Re: [QUESTION] Window function with partition by and order by

Samed YILDIRIM <samed@reddoc.net>

From: Samed YILDIRIM <samed@reddoc.net>
To: Ankit Kumar Pandey <itsankitkp@gmail.com>
Cc: pgsql-sql@lists.postgresql.org
Date: 2022-11-27T16:23:38Z
Lists: pgsql-sql
Hello Ankit,

It is absolutely expected behaviour of a window function with ORDER BY
clause. The default frame clause of window definition is *RANGE BETWEEN
UNBOUNDED PRECEDING AND CURRENT ROW*. If you add an ORDER BY clause in a
window definition, PostgreSQL takes the current row and all rows before it
within the partition into calculation. If you don't add, it means all rows
within the partition are peers, and PostgreSQL uses all rows for
calculation. I'm putting the related part from the documentation and its
link below.

The default framing option is RANGE UNBOUNDED PRECEDING, which is the same
> as RANGE BETWEEN UNBOUNDED PRECEDING AND CURRENT ROW; it sets the frame to
> be all rows from the partition start up through the current row's last peer
> (a row that the window's ORDER BY clause considers equivalent to the
> current row; all rows are peers if there is no ORDER BY).

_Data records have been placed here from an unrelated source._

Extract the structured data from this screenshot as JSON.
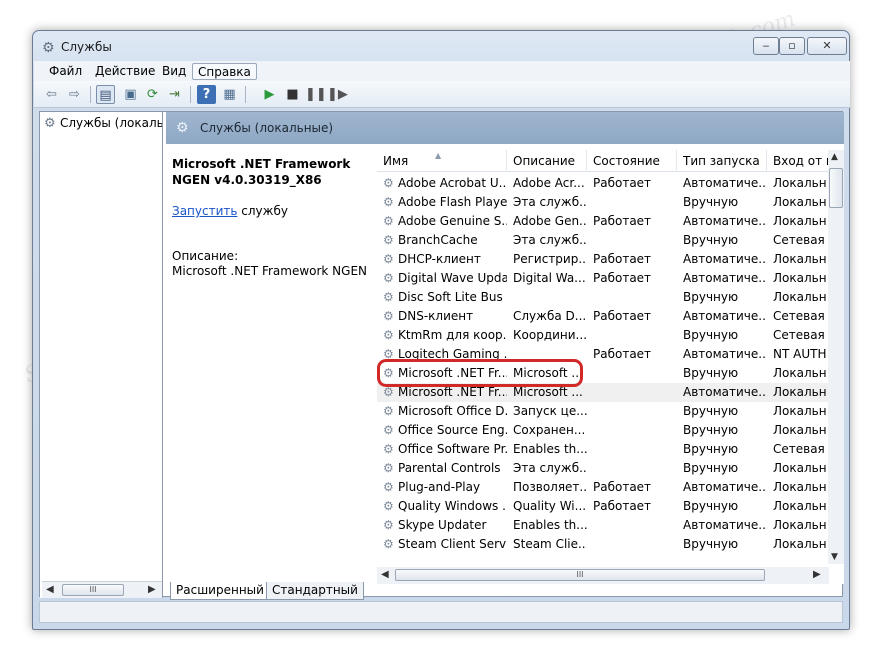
{
  "window": {
    "title": "Службы",
    "title_icon": "gear-icon",
    "buttons": {
      "minimize": "‒",
      "maximize": "▫",
      "close": "✕"
    }
  },
  "menu": [
    "Файл",
    "Действие",
    "Вид",
    "Справка"
  ],
  "toolbar": {
    "icons": [
      "back-arrow-icon",
      "forward-arrow-icon",
      "console-tree-icon",
      "properties-icon",
      "refresh-icon",
      "export-icon",
      "help-icon",
      "view-icon",
      "play-icon",
      "stop-icon",
      "pause-icon",
      "resume-icon"
    ]
  },
  "tree": {
    "item_label": "Службы (локалы",
    "scroll_thumb": "III"
  },
  "pane_header": {
    "title": "Службы (локальные)"
  },
  "description": {
    "service_name": "Microsoft .NET Framework NGEN v4.0.30319_X86",
    "start_link": "Запустить",
    "start_suffix": " службу",
    "label": "Описание:",
    "text": "Microsoft .NET Framework NGEN"
  },
  "list": {
    "columns": [
      "Имя",
      "Описание",
      "Состояние",
      "Тип запуска",
      "Вход от и"
    ],
    "rows": [
      [
        "Adobe Acrobat U...",
        "Adobe Acr...",
        "Работает",
        "Автоматиче...",
        "Локальн"
      ],
      [
        "Adobe Flash Playe...",
        "Эта служб...",
        "",
        "Вручную",
        "Локальн"
      ],
      [
        "Adobe Genuine S...",
        "Adobe Gen...",
        "Работает",
        "Автоматиче...",
        "Локальн"
      ],
      [
        "BranchCache",
        "Эта служб...",
        "",
        "Вручную",
        "Сетевая с"
      ],
      [
        "DHCP-клиент",
        "Регистрир...",
        "Работает",
        "Автоматиче...",
        "Локальн"
      ],
      [
        "Digital Wave Upda...",
        "Digital Wa...",
        "Работает",
        "Автоматиче...",
        "Локальн"
      ],
      [
        "Disc Soft Lite Bus ...",
        "",
        "",
        "Вручную",
        "Локальн"
      ],
      [
        "DNS-клиент",
        "Служба D...",
        "Работает",
        "Автоматиче...",
        "Сетевая с"
      ],
      [
        "KtmRm для коор...",
        "Координи...",
        "",
        "Вручную",
        "Сетевая с"
      ],
      [
        "Logitech Gaming ...",
        "",
        "Работает",
        "Автоматиче...",
        "NT AUTH"
      ],
      [
        "Microsoft .NET Fr...",
        "Microsoft ...",
        "",
        "Вручную",
        "Локальн"
      ],
      [
        "Microsoft .NET Fr...",
        "Microsoft ...",
        "",
        "Автоматиче...",
        "Локальн"
      ],
      [
        "Microsoft Office D...",
        "Запуск це...",
        "",
        "Вручную",
        "Локальн"
      ],
      [
        "Office  Source Eng...",
        "Сохранен...",
        "",
        "Вручную",
        "Локальн"
      ],
      [
        "Office Software Pr...",
        "Enables th...",
        "",
        "Вручную",
        "Сетевая с"
      ],
      [
        "Parental Controls",
        "Эта служб...",
        "",
        "Вручную",
        "Локальн"
      ],
      [
        "Plug-and-Play",
        "Позволяет...",
        "Работает",
        "Автоматиче...",
        "Локальн"
      ],
      [
        "Quality Windows ...",
        "Quality Wi...",
        "Работает",
        "Вручную",
        "Локальн"
      ],
      [
        "Skype Updater",
        "Enables th...",
        "",
        "Автоматиче...",
        "Локальн"
      ],
      [
        "Steam Client Servi...",
        "Steam Clie...",
        "",
        "Вручную",
        "Локальн"
      ]
    ],
    "highlighted_row": 10,
    "selected_row": 11,
    "scroll_thumb": "III"
  },
  "tabs": [
    "Расширенный",
    "Стандартный"
  ],
  "watermark": "Soringpcrepair.com",
  "colors": {
    "header": "#9fb6cf",
    "highlight": "#d12828",
    "link": "#1a55c8"
  }
}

https://www.postgresql.org/docs/15/sql-select.html#SQL-WINDOW

Best regards.
Samed YILDIRIM


On Sun, 27 Nov 2022 at 18:08, Ankit Kumar Pandey <itsankitkp@gmail.com>
wrote:

> Hello,
>
> While looking at aggregates in window function, I found something
> unusual and would be glad I could get some clarification.
>
> Consider following table (mytable):
>
> id, name
>
> 1, A
>
> 1, A
>
> 2, B
>
> 3, A
>
> 1, A
>
>
> select *, avg(id) over (partition by name, order by id) from mytable;
>
> Output:
>
> id, name, avg
>
> 1, A, 1
>
> 1, A, 1
>
> 1, A, 1
>
> 3, A, 1.5
>
> 2, B, 2
>
>
> Question is: Average of id for partition name (A) should be 6/4 = 1.5
> for all rows in that partition but this result is seen only at the last
> one row in partition (A). Am I missing here something?
>
>
> Thanks
>
>
> --
> Regards,
> Ankit Kumar Pandey
>
>
>
>